Configuration of isakmpd.conf

[General]
Retransmits=		5
Exchange-max-time=	120
Listen-on=		[OPENBSD_WAN_IP]

[Phase 1]
[CHECKPOINT_WAN_IP]=	openbsd-checkpoint

[openbsd-checkpoint]
Phase=			1
Transport=		udp
Local-address=		[OPENBSD_WAN_IP]
Address=		[CHECKPOINT_WAN_IP]
Configuration=		Default-main-mode
Authentication=		[CHECKPOINT_SECRET]

[Phase 2]
Connections=		VPN-myhost-theirhost-10.0.0.0/255.255.255.0, VPN-myhost-theirhost-172.16.0.0/255.255.255.0

[VPN-myhost-theirhost-10.0.0.0/255.255.255.0]
Phase=			2
ISAKMP-peer=		openbsd-checkpoint
Configuration=		Default-quick-mode
Local-ID=		mynetwork-192.168.0.0/255.255.255.0
Remote-ID=		theirnetwork-10.0.0.0/255.255.255.0

[VPN-myhost-theirhost-172.16.0.0/255.255.255.0]
Phase=			2
ISAKMP-peer=		openbsd-checkpoint
Configuration=		Default-quick-mode
Local-ID=		mynetwork-192.168.0.0/255.255.255.0
Remote-ID=		theirnetwork-172.16.0.0/255.255.255.0

[mynetwork-192.168.0.0/255.255.255.0]
ID-type=		IPV4_ADDR_SUBNET
Network=		192.168.0.0
Netmask=		255.255.255.0

[theirnetwork-10.0.0.0/255.255.255.0]
ID-type=		IPV4_ADDR_SUBNET
Network=		10.0.0.0
Netmask=		255.255.255.0

[theirnetwork-172.16.0.0/255.255.255.0]
ID-type=		IPV4_ADDR_SUBNET
Network=		172.16.0.0
Netmask=		255.255.0.0

[Default-main-mode]
DOI=			IPSEC
EXCHANGE_TYPE=		ID_PROT
Transforms=		3DES-SHA
#	The above 3DES-SHA is based on [CHECKPOINT_KEY_ENC] and [CHECKPOINT_HASH]  see the manpage for isakmpd.conf for other alternatives. 

[Default-quick-mode]
DOI=			IPSEC
EXCHANGE_TYPE=		QUICK_MODE
Suites=			QM-ESP-3DES-SHA-SUITE

Adding routes

Important Notes

• Tunnel initiation:

  While troubleshooting I was constantly stopping and restarting isakmpd on the OpenBSD host.
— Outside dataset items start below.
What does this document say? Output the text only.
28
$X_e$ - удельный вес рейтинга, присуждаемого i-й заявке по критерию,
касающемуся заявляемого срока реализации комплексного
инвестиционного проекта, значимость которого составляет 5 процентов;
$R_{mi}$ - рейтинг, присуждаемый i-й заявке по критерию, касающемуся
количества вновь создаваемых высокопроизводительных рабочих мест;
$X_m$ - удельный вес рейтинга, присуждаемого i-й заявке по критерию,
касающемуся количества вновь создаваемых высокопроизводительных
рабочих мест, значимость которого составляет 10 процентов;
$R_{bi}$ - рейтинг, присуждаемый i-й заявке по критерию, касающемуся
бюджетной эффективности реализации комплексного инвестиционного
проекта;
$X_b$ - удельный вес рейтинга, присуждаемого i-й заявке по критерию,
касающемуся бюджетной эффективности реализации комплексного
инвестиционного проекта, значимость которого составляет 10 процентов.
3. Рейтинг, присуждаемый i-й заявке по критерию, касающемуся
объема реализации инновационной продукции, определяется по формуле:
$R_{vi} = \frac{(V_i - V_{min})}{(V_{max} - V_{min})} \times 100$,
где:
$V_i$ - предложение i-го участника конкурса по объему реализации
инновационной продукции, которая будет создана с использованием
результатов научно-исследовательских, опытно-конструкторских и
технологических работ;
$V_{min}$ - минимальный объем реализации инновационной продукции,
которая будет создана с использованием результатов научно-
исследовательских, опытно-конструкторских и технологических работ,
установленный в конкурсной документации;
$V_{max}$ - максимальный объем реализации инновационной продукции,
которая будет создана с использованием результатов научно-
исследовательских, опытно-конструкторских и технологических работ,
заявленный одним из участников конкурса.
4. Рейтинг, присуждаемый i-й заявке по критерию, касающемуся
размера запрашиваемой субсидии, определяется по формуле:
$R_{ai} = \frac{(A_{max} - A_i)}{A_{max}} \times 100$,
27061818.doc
A constant ping from a host on OPENBSD_INSIDE_NETWORKS to a host on CHECKPOINT_INSIDE_NETWORKS would stop (obviously) when isakmpd was killed, and would restart soon after isakmpd was restarted. In other words, the OpenBSD side was able to easily re-establish the VPN tunnel on a restart of isakmpd. However, if isakmpd was stopped, and the OpenBSD host had no reason to open the tunnel (i.e. no outbound VPN traffic) it appeared the Checkpoint side was unable to initiate the tunnel. I'm not sure what causes this, but the following seems to be a work-around. If you're going to bounce isakmpd, and you expect the remote Checkpoint FW to re-esstablish the tunnel, let isakmpd stay down for a while (???). This extended outage seems to reset the Checkpoint FW so that it's able to re-establish the tunnel. If anybody knows why this is the case... I'm all ears.